Não se perdendo como a maioria das produções cinematográficas atuais, cheias de efeitos com até terceira dimensão mas que apenas contemporaneamente fazem sucesso, os clássicos de Orson Welles serão guardados eternamente. A beleza do roteiro, a estrutura que dá unidade à obra e a condição humana retratada nas tramas, tudo faz desse cineasta um grande diretor.
Com o filme The Lady from Shanghai ¹ não foi diferente. As desventuras de um homem desencontrado, sem amor e apenas vivendo das fugas da própria sorte fazem Michael O'Hara representar a maioria daqueles que por simples azar enleiam-se em infaustas paixões.

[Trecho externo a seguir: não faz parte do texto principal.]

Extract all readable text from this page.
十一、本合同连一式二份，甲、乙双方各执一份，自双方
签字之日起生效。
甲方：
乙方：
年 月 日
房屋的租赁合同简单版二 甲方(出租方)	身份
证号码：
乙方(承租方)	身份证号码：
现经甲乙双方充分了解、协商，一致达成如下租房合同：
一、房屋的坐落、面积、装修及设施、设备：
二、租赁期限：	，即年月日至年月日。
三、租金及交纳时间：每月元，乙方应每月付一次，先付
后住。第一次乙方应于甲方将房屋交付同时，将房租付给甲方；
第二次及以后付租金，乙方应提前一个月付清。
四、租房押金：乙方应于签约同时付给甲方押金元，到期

Mas quando olhamos mais à fundo o fado desse marinheiro embrutecido pela dura experiência de não saber o que é amar – sentimento tão distante de alguém cuja sina se prende aos terríveis melodramas da noite à companhia de valdevinos, ou solitariamente, merce do destino – percebemos de imediato que a vida de Michael, na verdade, é apenas acometida da tolice que assedia qualquer homem cegado pela beleza feminina.
Sem dúvida, a sorte deste personagem desnuda a tolice de todo homem, que não é outra senão a de dar vazão ao quase inelutável desejo de desvendar o mistério dos encantos da mulher desconhecida. A bobagem do homem está em não distinguir dentre os encantáveis traços da Vênus o caráter mais ou menos elevado, se é que existe, da mulher misteriosa que lhe atrai.
Não fugir da atração venusiana que lhe arroja à mulher cujo caráter se desconhece completamente é a tolice do homem, mas fazer o que, essa cena é a própria condição masculina em face das veredas da vida, pois como o diz Michael
“Quando começo a fazer papel de bobo, pouca coisa pode me deter. Se eu soubesse o que ia dar, não teria nem começado. Se estivesse com a cabeça no lugar. Mas, quando eu a vi, quando a vi já não estava com a cabeça no lugar fazia tempo. ‘Boa noite’, disse eu, achando que era o tal. Mas ela era linda e estava só. E eu não tinha nada para fazer, a não ser arrumar encrenca. Algumas pessoas podem pressentir o perigo… eu não.”
¹ "The Lady from Shanghai" (1947) é um film-noir dirigido por Orson Welles, produzido pela Mercury Productions e ditribuido pela Columbia Pictures.